DESIGN

Caskbench's Design
==================

Caskbench strives to be flexible, with abstracted core routines and lots
of command line options to customize behavior.  Tests are very simple to
add.  This abstraction also makes it feasible to extend caskbench with
more rendering backends or even add new drawing libraries to test.


== The Main Loop ==

The main() routine in caskbench.cpp does all the setup, dispatching of
tests, and results creation.  It runs through all the selected tests (or
all tests) and alternatively runs the cairo or skia version of that
test.  For each test, one rendering context is created for the given
drawing library, the test's setup routine is called, and the test is
given a free practice run (to warm caches or whatever).  Then the clock
is started and the test is run for the given number of iterations.  In
each iteration the screen is cleared, the test run, and the context
updated.  After the given test has finished all its iterations we do
some bookkeeping and cleanup everything, then move on to the next test.

Essentially, this is the core logic:

  foreach test c:
    perf_tests[c].context_setup(&context, config);  // calls your setup routine
    ...
    foreach iteration i {
      perf_tests[c].context_clear(&context);
      start timer
      perf_tests[c].test_case(&context);  // run the test
      perf_tests[c].context_update(&context);  // calls your update routine
      stop timer
    }
    ...
    perf_tests[c].context_destroy(&context); // calls your destroy routine

The list of available tests, perf_tests[], is generated by CMake when it
runs the `generate_tests` script to create the tests.cpp file.  Each
member of the array is a table of function pointers to do the various
renderer-backend-specific and drawing-library-specific
creation/destruction/update operations.


== Test Design Theory ==

The central purpose of caskbench is to help improve Skia performance on
the Tizen platform (phones in particular).

As a tester, you generally want to avoid having to hack and recompile
code. Indeed, there may not even be a compiler on the device itself, and
having to build new packages for a minor tweak can add a lot of hassle.

So, a design objective for caskbench is to build everything together,
and provide a rich array of command line options that enable the analyst
to undertake widely differing testing plans, without needing to
recompile.


I envision at least four distinct use cases for caskbench, that I think
we should try to support:

A. Quick check. All test cases are run with just randomized
   settings. Objective is full functional coverage in short period of
   time to identify bugs in the code. We use pre-defined seed value(s)
   in order to ensure reproducibility. This is mainly used during
   development or porting, or for a quick tire kicking.

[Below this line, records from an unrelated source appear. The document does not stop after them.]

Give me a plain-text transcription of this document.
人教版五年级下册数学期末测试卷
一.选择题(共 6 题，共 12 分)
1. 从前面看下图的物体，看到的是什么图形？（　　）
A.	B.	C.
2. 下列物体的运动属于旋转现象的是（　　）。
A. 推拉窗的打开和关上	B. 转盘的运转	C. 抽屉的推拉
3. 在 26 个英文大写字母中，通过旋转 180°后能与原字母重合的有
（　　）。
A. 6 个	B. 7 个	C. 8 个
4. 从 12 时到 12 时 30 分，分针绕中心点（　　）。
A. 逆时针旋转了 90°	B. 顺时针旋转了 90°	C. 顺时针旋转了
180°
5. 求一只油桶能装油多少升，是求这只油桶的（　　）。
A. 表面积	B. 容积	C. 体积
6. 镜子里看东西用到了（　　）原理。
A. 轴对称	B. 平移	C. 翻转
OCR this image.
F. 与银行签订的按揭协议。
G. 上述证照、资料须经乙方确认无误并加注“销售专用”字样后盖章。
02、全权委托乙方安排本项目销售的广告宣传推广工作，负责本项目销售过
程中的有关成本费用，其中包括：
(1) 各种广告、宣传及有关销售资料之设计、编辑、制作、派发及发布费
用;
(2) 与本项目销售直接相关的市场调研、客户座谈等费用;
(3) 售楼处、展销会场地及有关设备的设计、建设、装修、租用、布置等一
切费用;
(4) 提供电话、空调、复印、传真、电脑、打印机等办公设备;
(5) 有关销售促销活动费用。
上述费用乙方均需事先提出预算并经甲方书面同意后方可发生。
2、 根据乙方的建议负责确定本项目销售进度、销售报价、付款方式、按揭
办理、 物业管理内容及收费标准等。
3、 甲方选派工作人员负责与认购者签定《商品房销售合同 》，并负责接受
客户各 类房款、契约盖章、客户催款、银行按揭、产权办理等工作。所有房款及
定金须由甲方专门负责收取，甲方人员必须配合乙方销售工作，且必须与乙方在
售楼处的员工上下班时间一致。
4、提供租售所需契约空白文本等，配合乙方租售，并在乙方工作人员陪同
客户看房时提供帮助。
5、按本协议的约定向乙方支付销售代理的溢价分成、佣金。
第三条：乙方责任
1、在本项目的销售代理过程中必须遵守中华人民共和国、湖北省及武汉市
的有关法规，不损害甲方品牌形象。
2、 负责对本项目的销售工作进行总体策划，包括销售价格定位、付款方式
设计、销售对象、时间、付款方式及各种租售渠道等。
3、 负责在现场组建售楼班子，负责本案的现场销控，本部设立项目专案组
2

B. Detailed survey. Several or all test cases are run at a series of
   different setting values, and multiple iterations, using a specified
   seed. These are intended to generate graphable data for analysis, and
   to cover corner-cases that may not have an immediate relation to
   real-world cases, but would help the analyst gain insight into
   performance limits.

C. Individual study. One test is run with specific settings and a
   pre-defined seed to study a specific performance issue. This might be
   used by a developer while optimizing the code.

D. Benchmark. Test cases and settings are selected that more closely
   resemble real-world use cases. Corner-cases are avoided. The tests
   are iterated many times to get good performance averages, and the
   seed is randomized. Objective is for comparing different rendering
   technologies, backends, or algorithms for their impact on end user
   experience, or for testing performance of different types of hardware
   or drivers.

What all this implies for individual test cases is:

    Each test should have a defined core "mission". When run with all
    parameters set to specific values, it should effectively let us do
    stress testing of that core function. For instance, drawing a red
    circle at a specific location repeatedly as fast as possible.
    Each test should allow specifying randomization. E.g. random fill
    colors, random font selections, or random shape dimensions.
    Each test should allow increasing or narrowing the scope of
    particular drawing parameters. E.g., increasing or decreasing the
    variety of shapes to draw, or the number of gradient stops in a
    radial gradient, or the min and max widths for line stroking.
    Given a specific seed to the RNG at the start of a test, both the
    Skia and Cairo implementations of the given test should produce
    visually identical output (they needn't be pixel-perfect, but should
    be darn close).